Когда я водворился обратно на прежнее свое место и стал весело устраиваться на койке, кто-то из товарищей спросил меня:
— А ты не встречал в больничном бараке палача?
— Палача?! — переспросил я.
— Ну, да — палача. Он там уже месяца два обретается. Кобылка выдумала для него остроумную пытку: его предупредили, что прикончат, и он всё, говорят, ждет, когда его отравят или задушат...
— Вот как!.. — всполошился я: — Теперь я все, окончательно все, понимаю.
И я рассказал товарищам обо всем, что видел в бараке.
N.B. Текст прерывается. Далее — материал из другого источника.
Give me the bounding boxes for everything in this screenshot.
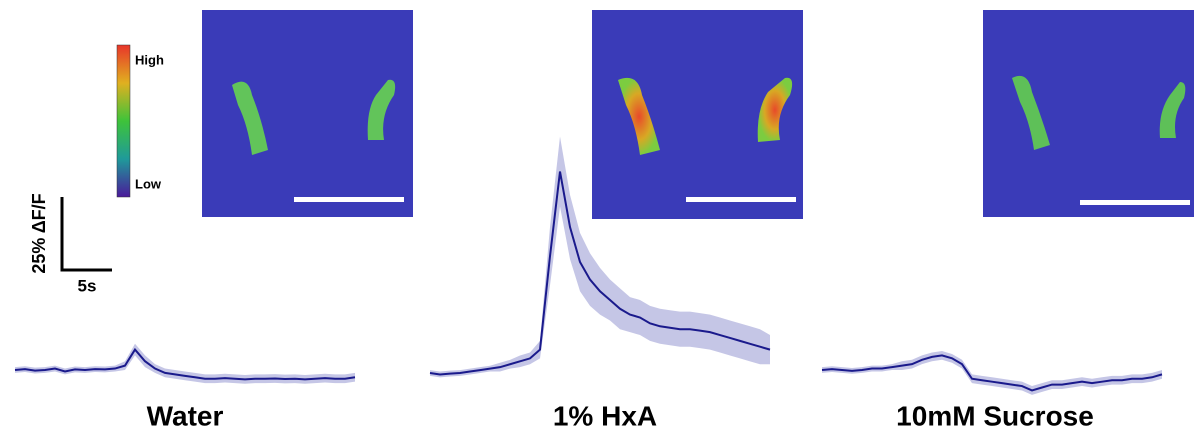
error-band (822, 351, 1162, 395)
trace-line (821, 354, 1163, 392)
colorbar (116, 44, 131, 198)
trace-title: 1% HxA (553, 400, 657, 431)
image-water (202, 10, 413, 217)
image-sucrose (983, 10, 1194, 217)
error-band (430, 136, 770, 378)
scale-bar-y-label: 25% ΔF/F (29, 193, 49, 273)
colorbar-low: Low (135, 176, 162, 191)
colorbar-high: High (135, 52, 164, 67)
error-band (15, 343, 355, 384)
trace-title: 10mM Sucrose (896, 400, 1094, 431)
trace-line (14, 347, 356, 381)
scale-bar-x-label: 5s (78, 276, 97, 295)
trace-title: Water (147, 400, 224, 431)
trace-line (429, 171, 771, 376)
image-hxa (592, 10, 803, 219)
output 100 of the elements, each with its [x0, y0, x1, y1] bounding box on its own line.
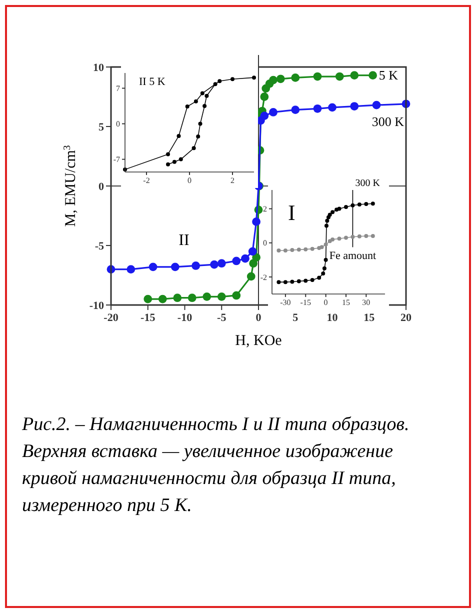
point — [198, 122, 202, 126]
x-tick-label: 2 — [230, 176, 234, 185]
point — [158, 294, 167, 304]
chart-title: II 5 K — [139, 76, 166, 88]
y-tick-label: 0 — [116, 120, 120, 129]
y-tick-label: 7 — [116, 84, 120, 94]
point — [337, 236, 342, 241]
point — [188, 294, 196, 302]
point — [200, 91, 204, 96]
point — [252, 76, 256, 80]
point — [232, 291, 241, 300]
point — [166, 162, 170, 166]
point — [328, 103, 336, 112]
point — [320, 245, 324, 250]
point — [290, 280, 294, 284]
y-tick-label: 2 — [263, 204, 267, 214]
point — [325, 218, 330, 223]
point — [357, 234, 362, 238]
point — [283, 248, 288, 253]
point — [317, 276, 322, 280]
point — [232, 256, 241, 266]
x-tick-label: -15 — [140, 312, 156, 324]
x-tick-label: 15 — [364, 312, 376, 324]
chart-title: 300 K — [355, 178, 381, 189]
x-tick-label: 0 — [324, 298, 328, 307]
x-tick-label: 15 — [342, 298, 350, 307]
point — [144, 294, 152, 304]
x-tick-label: -30 — [280, 298, 291, 307]
point — [173, 294, 182, 302]
x-tick-label: -2 — [143, 176, 150, 185]
y-tick-label: -7 — [113, 155, 120, 164]
ref-line-label: Fe amount — [329, 250, 376, 262]
point — [337, 206, 342, 211]
point — [372, 100, 381, 110]
point — [218, 79, 222, 84]
point — [276, 74, 285, 84]
point — [291, 106, 300, 114]
x-axis-title: H, KOe — [235, 333, 282, 349]
point — [217, 259, 226, 268]
point — [260, 92, 269, 101]
point — [217, 292, 226, 301]
x-tick-label: 5 — [292, 312, 299, 324]
point — [166, 152, 170, 156]
point — [246, 272, 256, 281]
point — [321, 272, 326, 276]
point — [276, 248, 281, 253]
point — [172, 160, 176, 164]
x-tick-label: 0 — [188, 176, 192, 185]
point — [196, 134, 200, 138]
point — [276, 280, 281, 284]
point — [202, 104, 207, 108]
point — [324, 242, 328, 247]
point — [350, 203, 355, 208]
point — [252, 218, 260, 226]
y-tick-label: 0 — [263, 238, 267, 248]
point — [260, 112, 269, 120]
x-tick-label: 20 — [400, 312, 412, 324]
point — [304, 247, 308, 252]
point — [324, 258, 328, 262]
x-tick-label: 10 — [326, 312, 338, 324]
series-label: 300 K — [372, 114, 405, 129]
point — [269, 108, 278, 116]
point — [364, 202, 368, 206]
point — [344, 236, 348, 240]
point — [357, 202, 362, 206]
point — [210, 260, 218, 269]
point — [170, 262, 180, 272]
x-tick-label: -10 — [177, 312, 193, 324]
point — [370, 202, 375, 206]
point — [252, 253, 260, 262]
point — [310, 278, 314, 282]
point — [296, 279, 301, 284]
point — [192, 146, 196, 150]
point — [269, 76, 278, 84]
point — [313, 104, 322, 113]
y-tick-label: -2 — [260, 272, 267, 282]
x-tick-label: -15 — [300, 298, 311, 307]
x-tick-label: -5 — [217, 312, 227, 324]
point — [368, 71, 378, 80]
point — [344, 205, 348, 210]
point — [313, 72, 322, 81]
annotation: II — [178, 232, 190, 249]
point — [230, 77, 234, 82]
point — [328, 212, 332, 217]
point — [291, 74, 300, 82]
series-label: 5 K — [378, 67, 399, 82]
point — [335, 72, 344, 81]
point — [126, 265, 136, 274]
point — [290, 248, 294, 252]
point — [213, 82, 218, 86]
y-tick-label: 5 — [98, 121, 104, 134]
point — [194, 99, 198, 104]
point — [304, 278, 308, 283]
point — [241, 254, 250, 263]
point — [283, 280, 288, 284]
point — [350, 71, 359, 80]
point — [185, 104, 190, 109]
x-tick-label: 30 — [362, 298, 370, 307]
point — [176, 134, 181, 138]
point — [364, 234, 368, 238]
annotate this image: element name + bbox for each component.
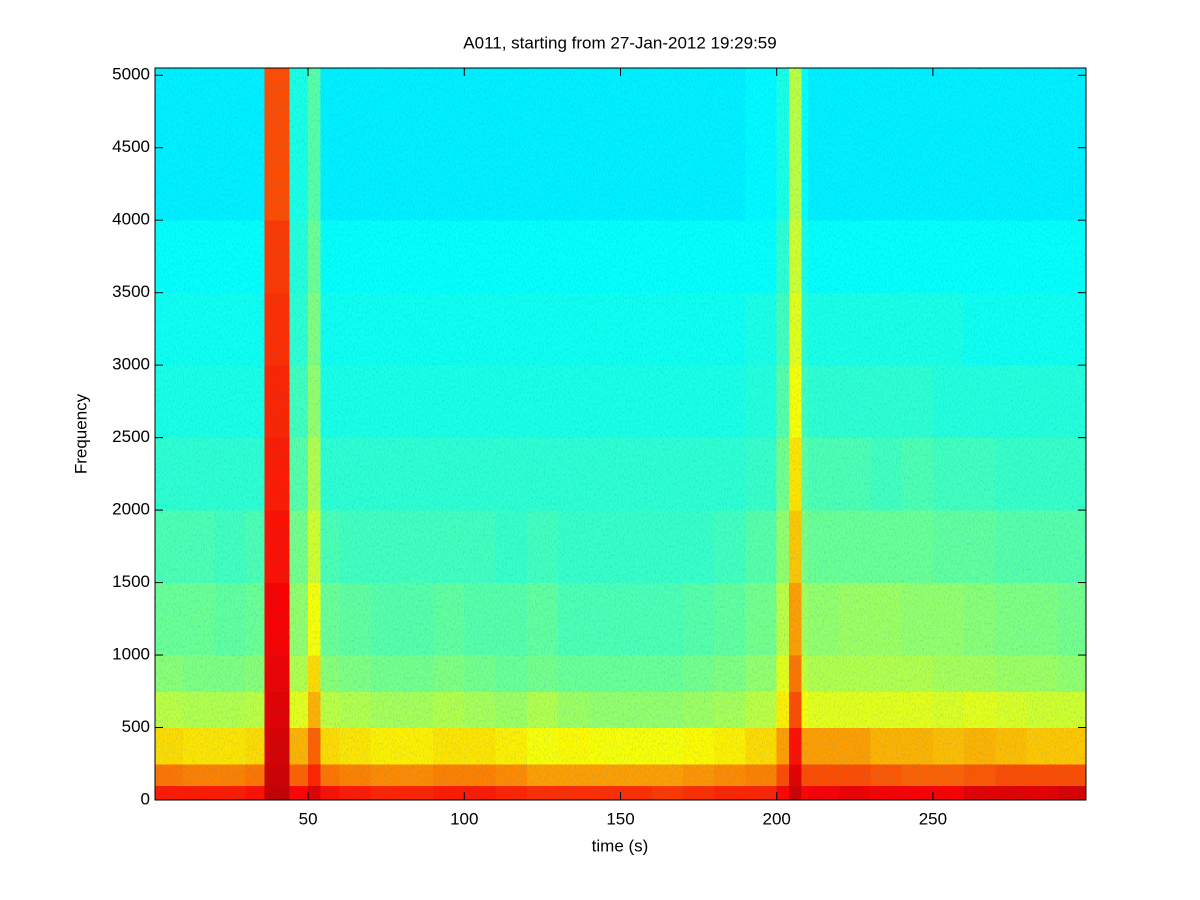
y-tick-label: 1500	[112, 572, 150, 591]
y-tick-label: 3500	[112, 282, 150, 301]
y-tick-label: 4000	[112, 210, 150, 229]
x-tick-label: 150	[606, 809, 634, 828]
y-tick-label: 0	[141, 789, 150, 808]
y-tick-label: 1000	[112, 645, 150, 664]
noise-texture	[155, 68, 1086, 800]
y-tick-label: 5000	[112, 65, 150, 84]
y-tick-label: 500	[122, 717, 150, 736]
y-tick-label: 4500	[112, 137, 150, 156]
x-tick-label: 200	[763, 809, 791, 828]
ticks: 50 100 150 200 25005001000150020002500300035…	[112, 65, 1086, 828]
x-tick-label: 250	[919, 809, 947, 828]
y-axis-label: Frequency	[71, 393, 90, 474]
x-tick-label: 50	[299, 809, 318, 828]
x-tick-label: 100	[450, 809, 478, 828]
y-tick-label: 2000	[112, 500, 150, 519]
chart-title: A011, starting from 27-Jan-2012 19:29:59	[463, 33, 776, 52]
y-tick-label: 2500	[112, 427, 150, 446]
x-axis-label: time (s)	[592, 836, 649, 855]
y-tick-label: 3000	[112, 355, 150, 374]
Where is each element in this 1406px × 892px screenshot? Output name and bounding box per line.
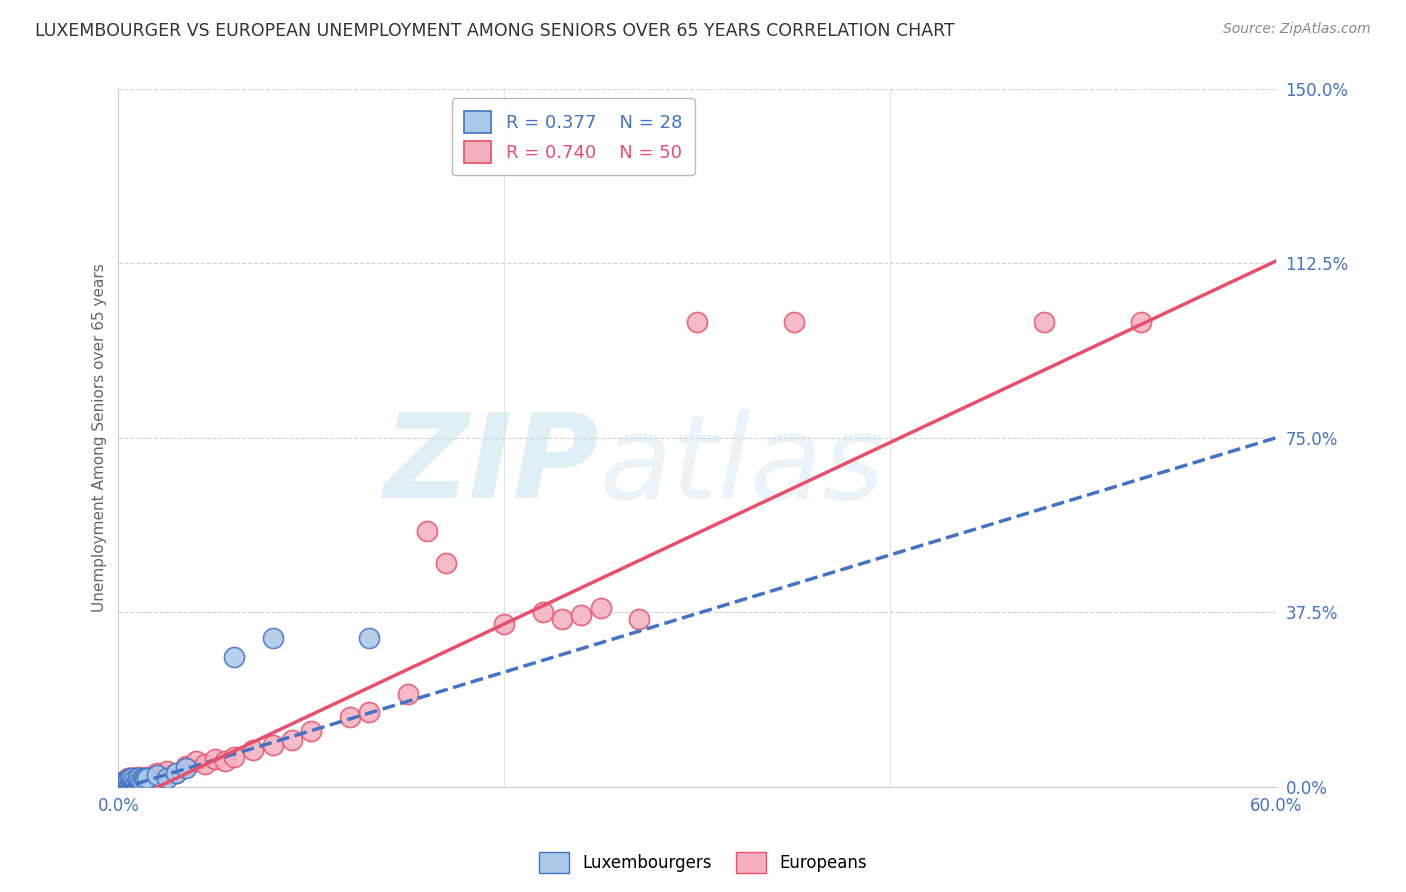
Point	[125, 774, 148, 789]
Point	[434, 557, 457, 571]
Point	[1033, 314, 1056, 328]
Point	[112, 775, 135, 789]
Point	[121, 772, 143, 787]
Point	[299, 724, 322, 739]
Point	[118, 774, 141, 789]
Point	[117, 772, 139, 787]
Point	[127, 770, 149, 784]
Point	[551, 612, 574, 626]
Point	[146, 765, 169, 780]
Point	[224, 649, 246, 664]
Point	[125, 776, 148, 790]
Point	[156, 771, 179, 785]
Point	[117, 775, 139, 789]
Point	[127, 772, 149, 786]
Point	[115, 776, 138, 790]
Point	[121, 774, 143, 789]
Point	[115, 774, 138, 789]
Point	[494, 617, 516, 632]
Point	[112, 776, 135, 790]
Point	[110, 777, 132, 791]
Point	[142, 772, 165, 786]
Point	[115, 772, 138, 787]
Point	[115, 776, 138, 790]
Point	[156, 768, 179, 782]
Point	[146, 768, 169, 782]
Point	[396, 687, 419, 701]
Y-axis label: Unemployment Among Seniors over 65 years: Unemployment Among Seniors over 65 years	[93, 263, 107, 612]
Point	[122, 775, 145, 789]
Point	[262, 631, 284, 645]
Point	[128, 772, 150, 787]
Point	[174, 759, 197, 773]
Point	[111, 776, 134, 790]
Legend: Luxembourgers, Europeans: Luxembourgers, Europeans	[531, 846, 875, 880]
Point	[589, 600, 612, 615]
Point	[122, 772, 145, 787]
Point	[204, 752, 226, 766]
Text: Source: ZipAtlas.com: Source: ZipAtlas.com	[1223, 22, 1371, 37]
Point	[214, 754, 236, 768]
Point	[224, 749, 246, 764]
Point	[134, 772, 156, 787]
Point	[118, 772, 141, 786]
Point	[121, 771, 143, 785]
Point	[1129, 314, 1152, 328]
Text: atlas: atlas	[599, 409, 884, 523]
Point	[131, 772, 153, 786]
Point	[122, 775, 145, 789]
Point	[165, 765, 187, 780]
Point	[131, 774, 153, 789]
Point	[571, 607, 593, 622]
Point	[359, 706, 381, 720]
Text: ZIP: ZIP	[382, 409, 599, 524]
Legend: R = 0.377    N = 28, R = 0.740    N = 50: R = 0.377 N = 28, R = 0.740 N = 50	[451, 98, 695, 176]
Point	[132, 771, 155, 785]
Point	[339, 710, 361, 724]
Point	[165, 765, 187, 780]
Point	[628, 612, 651, 626]
Point	[782, 314, 804, 328]
Point	[127, 772, 149, 787]
Point	[262, 738, 284, 752]
Point	[194, 756, 217, 771]
Text: LUXEMBOURGER VS EUROPEAN UNEMPLOYMENT AMONG SENIORS OVER 65 YEARS CORRELATION CH: LUXEMBOURGER VS EUROPEAN UNEMPLOYMENT AM…	[35, 22, 955, 40]
Point	[112, 776, 135, 790]
Point	[136, 772, 159, 786]
Point	[136, 770, 159, 784]
Point	[136, 772, 159, 787]
Point	[112, 774, 135, 789]
Point	[156, 764, 179, 778]
Point	[117, 772, 139, 786]
Point	[359, 631, 381, 645]
Point	[122, 772, 145, 786]
Point	[117, 776, 139, 790]
Point	[281, 733, 304, 747]
Point	[686, 314, 709, 328]
Point	[146, 771, 169, 785]
Point	[184, 754, 207, 768]
Point	[111, 777, 134, 791]
Point	[416, 524, 439, 538]
Point	[242, 742, 264, 756]
Point	[174, 761, 197, 775]
Point	[531, 605, 554, 619]
Point	[118, 771, 141, 785]
Point	[118, 775, 141, 789]
Point	[127, 774, 149, 789]
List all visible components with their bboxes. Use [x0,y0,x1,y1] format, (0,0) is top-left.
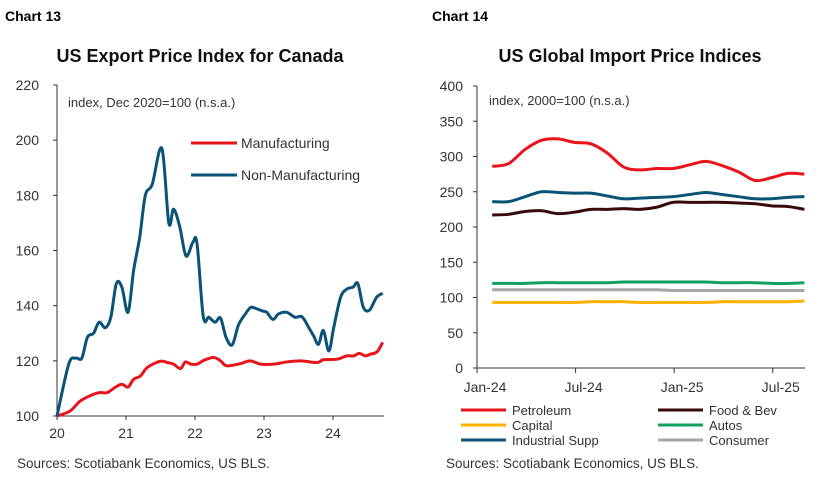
y-tick-label: 200 [16,132,40,148]
y-tick-label: 220 [16,77,40,93]
y-tick-label: 0 [455,360,463,376]
x-tick-label: 20 [49,425,65,441]
legend-label: Autos [709,418,743,433]
y-tick-label: 100 [16,408,40,424]
chart13-label: Chart 13 [5,8,61,24]
series-line-industrial-supp [492,190,805,204]
x-tick-label: Jul-24 [565,379,603,395]
chart13-plot: 100 120 140 160 180 200 220 20 21 22 23 24 Manufactu… [16,77,384,441]
chart13-note: index, Dec 2020=100 (n.s.a.) [68,95,235,110]
series-line-food-bev [492,200,805,217]
y-tick-label: 300 [440,149,464,165]
y-tick-label: 200 [440,219,464,235]
chart13-title: US Export Price Index for Canada [56,46,344,66]
series-line-manufacturing [56,341,384,418]
series-line-non-manufacturing [55,146,384,417]
x-tick-label: Jan-25 [661,379,704,395]
series-line-petroleum [491,137,805,183]
legend-label: Food & Bev [709,403,777,418]
x-tick-label: 23 [256,425,272,441]
y-tick-label: 160 [16,243,40,259]
chart14-title: US Global Import Price Indices [498,46,761,66]
chart14-plot: 0 50 100 150 200 250 300 350 400 Jan-24 Jul-24 Jan-… [440,78,805,448]
y-tick-label: 400 [440,78,464,94]
x-tick-label: 21 [118,425,134,441]
y-tick-label: 250 [440,184,464,200]
series-line-autos [492,280,805,285]
y-tick-label: 100 [440,290,464,306]
series-line-consumer [492,288,805,293]
legend-label: Industrial Supp [512,433,599,448]
x-tick-label: 24 [325,425,341,441]
chart14-source: Sources: Scotiabank Economics, US BLS. [446,456,699,471]
chart14-note: index, 2000=100 (n.s.a.) [489,93,630,108]
y-tick-label: 350 [440,113,464,129]
y-tick-label: 140 [16,298,40,314]
x-tick-label: Jan-24 [464,379,507,395]
x-tick-label: 22 [187,425,203,441]
x-tick-label: Jul-25 [762,379,800,395]
legend-label: Non-Manufacturing [241,167,360,183]
legend-label: Manufacturing [241,135,330,151]
legend-label: Consumer [709,433,770,448]
y-tick-label: 120 [16,353,40,369]
legend-label: Petroleum [512,403,571,418]
chart14-label: Chart 14 [432,8,488,24]
chart13-source: Sources: Scotiabank Economics, US BLS. [17,456,270,471]
y-tick-label: 180 [16,187,40,203]
y-tick-label: 150 [440,254,464,270]
series-line-capital [492,299,805,304]
y-tick-label: 50 [447,325,463,341]
legend-label: Capital [512,418,553,433]
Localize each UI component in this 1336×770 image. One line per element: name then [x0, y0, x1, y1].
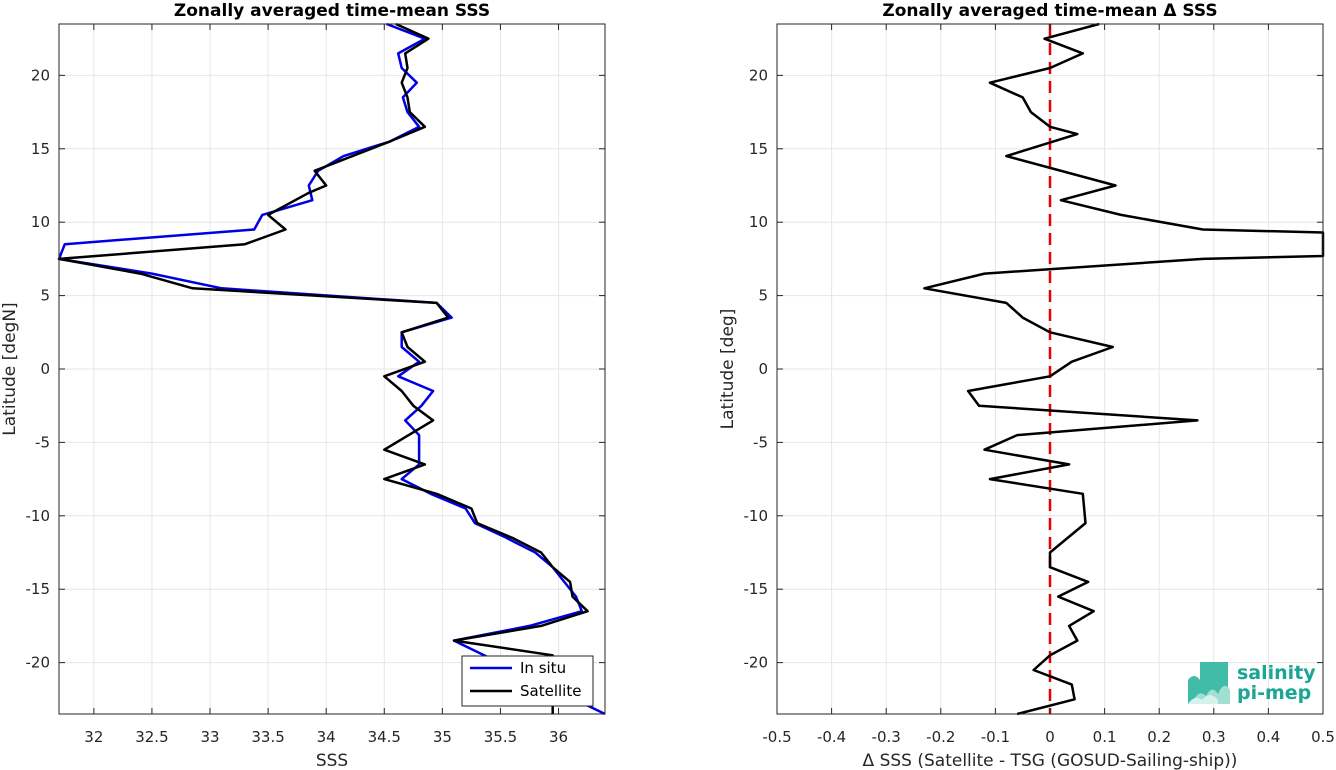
- left-y-tick-label: -5: [35, 433, 50, 451]
- left-chart-title: Zonally averaged time-mean SSS: [174, 1, 490, 21]
- left-series-line-in-situ: [57, 22, 606, 716]
- right-y-axis-label: Latitude [deg]: [718, 309, 738, 430]
- left-x-tick-label: 35: [433, 728, 452, 746]
- right-x-axis-label: Δ SSS (Satellite - TSG (GOSUD-Sailing-sh…: [863, 751, 1238, 770]
- legend: In situ Satellite: [461, 655, 594, 707]
- left-x-axis-label: SSS: [316, 751, 348, 770]
- right-x-tick-label: 0.1: [1093, 728, 1117, 746]
- right-x-tick-label: 0.4: [1256, 728, 1280, 746]
- right-x-tick-label: -0.4: [817, 728, 846, 746]
- left-y-tick-label: 5: [40, 287, 50, 305]
- logo-text-line1: salinity: [1237, 662, 1316, 684]
- right-panel: -0.5 -0.4 -0.3 -0.2 -0.1 0 0.1 0.2 0.3 0.4 0.5 -20 -…: [718, 1, 1335, 770]
- left-y-tick-label: 0: [40, 360, 50, 378]
- left-x-tick-label: 34.5: [368, 728, 401, 746]
- right-y-tick-label: 0: [758, 360, 768, 378]
- left-panel: 32 32.5 33 33.5 34 34.5 35 35.5 36 -20 -15 -10 -5 0 5 1…: [0, 1, 606, 770]
- left-x-tick-label: 33.5: [251, 728, 284, 746]
- right-x-tick-label: -0.3: [872, 728, 901, 746]
- right-series-line-0: [923, 22, 1325, 716]
- left-y-tick-label: 10: [31, 213, 50, 231]
- right-x-tick-label: -0.1: [981, 728, 1010, 746]
- legend-label-in-situ: In situ: [520, 659, 566, 677]
- left-series: [57, 22, 606, 716]
- right-y-tick-label: -5: [753, 433, 768, 451]
- salinity-pi-mep-logo: salinity pi-mep: [1188, 662, 1316, 704]
- right-y-tick-label: -15: [744, 580, 769, 598]
- left-y-tick-label: -20: [26, 654, 51, 672]
- left-y-axis-label: Latitude [degN]: [0, 302, 20, 435]
- left-ticks: 32 32.5 33 33.5 34 34.5 35 35.5 36 -20 -15 -10 -5 0 5 1…: [26, 24, 605, 746]
- left-y-tick-label: -10: [26, 507, 51, 525]
- right-y-tick-label: 10: [749, 213, 768, 231]
- left-grid: [59, 24, 605, 714]
- right-series: [923, 22, 1325, 716]
- right-y-tick-label: -20: [744, 654, 769, 672]
- left-y-tick-label: 20: [31, 66, 50, 84]
- right-x-tick-label: 0.5: [1311, 728, 1335, 746]
- left-x-tick-label: 33: [200, 728, 219, 746]
- right-y-tick-label: -10: [744, 507, 769, 525]
- right-y-tick-label: 5: [758, 287, 768, 305]
- legend-box: [461, 655, 594, 707]
- left-x-tick-label: 35.5: [484, 728, 517, 746]
- right-y-tick-label: 20: [749, 66, 768, 84]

А позже, на прогулке, когда уголовному старосте удалось пробраться на наш двор, я расспросил его про палача и он рассказал мне:
— Этот гад в палачах ходит, стало быть, давно. Самарский он. Из города Самары. Жену он отравил, за жену на каторгу ушел. Строк ему был дан большой, ну, между прочим, удалось ему облегченье себе сделать: в побегах с полгода ходил. Поймали его и, конечно, припаяли строку. И ничего был человек, не замечалось за им никакой промашки. Но вышел тут один фокус. Дали смертную трем паренькам, за почту. Почту пощупали и при том ямщика и почтальона укокали. Ну, ждут своего часу осужденные. Конечно, в тюрьме сумно, притихли. Смёртная-то казнь не всегда бывает, а тут еще сразу трех сказнить собираются. Ну, день проходит, два, три и ничего не происходит. Что за причина? Оказывается, начальство палача найти не может. Приговорить-то к смёртной приговорили, а палачём не запаслись. И вот пошли шуровать по каморам. Стали щупать долгострочных, подговаривать, сомущать. Думают — польстятся ребята на скидку строка и подобное облегчение. Однако, время проходит, а желающих нет... Конечно, менты своего в конце-концов добились, палача сыскали и ребят тех повесили. Но вешать-то по приговору нужно было троих, а прикончили только двоих. Третьему уж петлю на шею насдевали и в ту самую минуту зачитали ему помилование, замену, значит, смёртной восемью годами каторги. Парень, конечно, в одиночку свою явился обалделый, но, между прочим, очухался, а потом давай все припоминать. И заприметилось ему, что хоть палачи — двое их было — и машкированные были, но в одном быдто знакомый ему почудился. Дальше — больше, думал, соображал парень — и все то выходит у него, что шибко Шестоперов (Шестоперовым прозывается гад-то этот, палач) на палача показывается. Ну, рассказал он головке... Те давай примечать. Сначала ничего за Шестоперовым не замечалось... И уж хотели было его совсем с подозрения снять — вдруг вызывают его с вещами. Перевод ему в Читу делают. Что, почему? — неизвестно. Только проходит какой-нибудь месяц, приводят его к нам снова. А в это время прикинули мы обстоятельства и замечаем, что в те самые числа, когда должен он пребывать в Чите, сказнили двух взломщиков по мокрой... Одним словом, добрались мы до сволоча, дознались. А, дознавшись, вышибли мы в один прекрасный вечер дух из его. Да, видно, второпях неаккуратно действовали, остался он, тварина, в живых, хотя и обезножил и на весь век хворым сделался.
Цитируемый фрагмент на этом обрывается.